Auprès de Congo Check, le maire de la ville de Kikwit et le médecin directeur de l’hôpital de la même entité rapportent des morts par intoxication, mais ne les lient pas à une consommation de Kongo Bololo.

« Nous n’avons pas reçu des cas d’intoxication aux plantes médicinales Kongo Bololo. C’est l’année passée, nous avons reçu deux enfants qui ont pris des champignons. Je ne sais pas quel type. C’était le mois de février, pas cette année, mais de l’an passé» souligne le docteur Georges Kikoso, médecin chef de staff de zone de l’hôpital de Référence de Kikwit 1, une institution mère de la ville.

«Ces enfants là, l’un est décédé. L’autre non. Un autre garçon que nous avons reçu cette année, il aurait pris de la soude caustique pour se suicider mais nous l’avons sauvé. Ce qui est de Kongo Bololo, nous n’avons pas eu des cas pareils» rapporte-t-il.

Des sources médicales appellent à la prudence

«COVID-19: Stop Kongo Bololo (Vernonia Amygdalina).
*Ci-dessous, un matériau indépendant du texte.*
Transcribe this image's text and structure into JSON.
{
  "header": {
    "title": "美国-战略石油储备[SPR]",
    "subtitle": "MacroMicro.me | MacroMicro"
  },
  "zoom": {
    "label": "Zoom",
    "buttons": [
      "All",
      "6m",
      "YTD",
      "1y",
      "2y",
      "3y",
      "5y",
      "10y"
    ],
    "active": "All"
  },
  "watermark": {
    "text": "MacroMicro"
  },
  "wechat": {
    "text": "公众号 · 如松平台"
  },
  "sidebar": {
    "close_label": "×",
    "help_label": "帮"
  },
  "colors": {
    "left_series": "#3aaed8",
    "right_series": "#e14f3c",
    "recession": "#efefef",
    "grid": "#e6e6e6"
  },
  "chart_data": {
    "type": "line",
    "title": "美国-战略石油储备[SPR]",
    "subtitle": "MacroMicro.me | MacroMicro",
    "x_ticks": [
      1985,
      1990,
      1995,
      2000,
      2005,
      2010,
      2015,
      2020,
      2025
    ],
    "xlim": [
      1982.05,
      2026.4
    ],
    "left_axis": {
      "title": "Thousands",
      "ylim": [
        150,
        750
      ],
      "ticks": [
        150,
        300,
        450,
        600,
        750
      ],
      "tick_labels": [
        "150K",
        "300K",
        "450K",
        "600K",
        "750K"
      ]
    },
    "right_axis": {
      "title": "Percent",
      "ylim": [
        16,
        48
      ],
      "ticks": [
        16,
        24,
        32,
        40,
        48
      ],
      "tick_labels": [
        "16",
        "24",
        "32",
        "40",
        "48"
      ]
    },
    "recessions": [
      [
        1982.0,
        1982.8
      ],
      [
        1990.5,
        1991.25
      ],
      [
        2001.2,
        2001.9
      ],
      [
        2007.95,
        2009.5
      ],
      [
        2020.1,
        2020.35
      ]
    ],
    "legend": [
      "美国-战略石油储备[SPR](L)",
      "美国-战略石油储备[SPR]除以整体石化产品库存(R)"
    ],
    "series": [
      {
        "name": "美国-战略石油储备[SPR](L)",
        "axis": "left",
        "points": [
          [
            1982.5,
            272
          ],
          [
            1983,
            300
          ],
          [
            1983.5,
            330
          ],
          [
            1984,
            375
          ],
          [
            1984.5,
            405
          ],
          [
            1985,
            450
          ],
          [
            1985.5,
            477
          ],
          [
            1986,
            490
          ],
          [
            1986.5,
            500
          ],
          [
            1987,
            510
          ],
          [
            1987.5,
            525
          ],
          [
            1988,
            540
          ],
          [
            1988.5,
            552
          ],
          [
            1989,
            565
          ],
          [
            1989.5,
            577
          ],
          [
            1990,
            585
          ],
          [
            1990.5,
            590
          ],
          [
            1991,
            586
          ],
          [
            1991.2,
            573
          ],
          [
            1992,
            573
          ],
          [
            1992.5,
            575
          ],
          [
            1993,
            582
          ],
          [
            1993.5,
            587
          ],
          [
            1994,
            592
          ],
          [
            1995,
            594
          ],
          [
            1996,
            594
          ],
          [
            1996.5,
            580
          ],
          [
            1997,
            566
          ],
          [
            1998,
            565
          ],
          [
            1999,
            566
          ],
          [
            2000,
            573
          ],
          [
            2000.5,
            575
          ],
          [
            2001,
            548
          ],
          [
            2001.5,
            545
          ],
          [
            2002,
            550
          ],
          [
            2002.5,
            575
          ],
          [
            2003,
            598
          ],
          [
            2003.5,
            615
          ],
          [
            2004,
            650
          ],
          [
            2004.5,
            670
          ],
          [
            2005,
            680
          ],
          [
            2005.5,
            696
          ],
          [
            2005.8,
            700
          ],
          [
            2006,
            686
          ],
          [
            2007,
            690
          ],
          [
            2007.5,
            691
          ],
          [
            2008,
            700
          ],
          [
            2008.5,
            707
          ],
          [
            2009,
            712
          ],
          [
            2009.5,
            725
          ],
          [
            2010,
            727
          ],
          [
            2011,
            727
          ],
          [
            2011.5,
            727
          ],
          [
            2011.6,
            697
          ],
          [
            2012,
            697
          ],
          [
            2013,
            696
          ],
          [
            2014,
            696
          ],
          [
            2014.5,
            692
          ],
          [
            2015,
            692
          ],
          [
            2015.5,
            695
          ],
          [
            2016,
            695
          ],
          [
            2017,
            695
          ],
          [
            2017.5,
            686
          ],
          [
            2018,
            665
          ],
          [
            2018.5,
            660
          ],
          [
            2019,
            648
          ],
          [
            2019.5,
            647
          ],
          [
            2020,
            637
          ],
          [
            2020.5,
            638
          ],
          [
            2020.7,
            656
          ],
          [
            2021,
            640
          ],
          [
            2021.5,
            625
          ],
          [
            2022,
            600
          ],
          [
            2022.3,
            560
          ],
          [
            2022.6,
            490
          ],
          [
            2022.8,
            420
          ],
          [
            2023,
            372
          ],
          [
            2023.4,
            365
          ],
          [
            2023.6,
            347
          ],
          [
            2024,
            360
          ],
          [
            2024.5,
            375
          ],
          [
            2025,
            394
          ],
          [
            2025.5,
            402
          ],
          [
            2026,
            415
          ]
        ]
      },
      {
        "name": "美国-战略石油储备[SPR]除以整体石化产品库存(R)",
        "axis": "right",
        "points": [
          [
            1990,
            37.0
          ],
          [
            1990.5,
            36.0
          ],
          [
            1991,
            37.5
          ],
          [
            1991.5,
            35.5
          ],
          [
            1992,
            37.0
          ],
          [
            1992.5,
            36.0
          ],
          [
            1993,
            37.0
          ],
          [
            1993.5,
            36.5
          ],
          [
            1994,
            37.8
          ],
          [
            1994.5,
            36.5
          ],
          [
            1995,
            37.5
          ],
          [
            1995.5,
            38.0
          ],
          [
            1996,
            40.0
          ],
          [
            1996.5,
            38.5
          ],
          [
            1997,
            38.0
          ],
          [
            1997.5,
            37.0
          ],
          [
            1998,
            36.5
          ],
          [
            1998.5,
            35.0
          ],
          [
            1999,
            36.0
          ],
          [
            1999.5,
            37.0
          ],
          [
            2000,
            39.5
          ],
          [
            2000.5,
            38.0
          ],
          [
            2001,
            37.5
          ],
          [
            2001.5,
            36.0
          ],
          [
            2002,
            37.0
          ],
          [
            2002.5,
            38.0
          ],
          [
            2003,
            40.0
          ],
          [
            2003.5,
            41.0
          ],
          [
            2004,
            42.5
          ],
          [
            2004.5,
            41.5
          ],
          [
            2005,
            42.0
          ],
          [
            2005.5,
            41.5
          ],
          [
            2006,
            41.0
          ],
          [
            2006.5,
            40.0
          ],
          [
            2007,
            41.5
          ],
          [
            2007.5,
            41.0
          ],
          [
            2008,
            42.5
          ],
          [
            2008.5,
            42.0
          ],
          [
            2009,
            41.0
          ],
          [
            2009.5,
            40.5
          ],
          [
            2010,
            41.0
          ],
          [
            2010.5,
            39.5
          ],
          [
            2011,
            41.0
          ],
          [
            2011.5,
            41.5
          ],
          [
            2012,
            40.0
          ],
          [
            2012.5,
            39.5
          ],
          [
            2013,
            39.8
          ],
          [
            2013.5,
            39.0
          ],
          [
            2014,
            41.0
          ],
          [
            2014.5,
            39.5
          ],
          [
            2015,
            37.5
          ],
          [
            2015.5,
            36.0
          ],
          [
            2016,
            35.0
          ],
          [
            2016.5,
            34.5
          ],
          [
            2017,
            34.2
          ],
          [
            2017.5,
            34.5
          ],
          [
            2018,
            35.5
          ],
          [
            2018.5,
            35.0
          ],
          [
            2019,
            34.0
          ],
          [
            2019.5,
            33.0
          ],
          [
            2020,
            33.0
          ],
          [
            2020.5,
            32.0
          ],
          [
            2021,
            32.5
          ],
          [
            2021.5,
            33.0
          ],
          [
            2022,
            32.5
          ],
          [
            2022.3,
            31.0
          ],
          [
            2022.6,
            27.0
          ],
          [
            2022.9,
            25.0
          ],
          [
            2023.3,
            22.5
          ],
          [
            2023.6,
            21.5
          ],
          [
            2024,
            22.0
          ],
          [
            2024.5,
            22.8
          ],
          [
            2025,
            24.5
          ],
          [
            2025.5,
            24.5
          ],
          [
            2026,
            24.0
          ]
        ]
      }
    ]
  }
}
Mâcher des feuilles ou prendre des infusions du KB ne protège ni ne guérit du #COVID19. Plante possédant plusieurs effets pharmacologiques risque d’intoxication avec insuffisance hépatique & Rénale si surdosage » interpelle le docteur Mariettie Dialungana, Médecin fondatrice et présidente de Generous ASBL également Health Team Leader du Réseau Gédrofe RDC.

De son côté, l’ONG Médecins Sans Frontières prevenait dans un post du 31 mars, qu’aucune preuve ne prouve l’effet curatif du Kongo Bololo. « Attention ! Rien ne prouve que l’utilisation du « Kongo Bololo » soigne le coronavirus. Pour se protéger contre cette maladie, il faut régulièrement se laver les mains, garder une distance d’un mètre entre vous et respecter les instructions des autorités sanitaires. Partageons tous ce message afin de contribuer à sensibiliser les gens autour de nous ».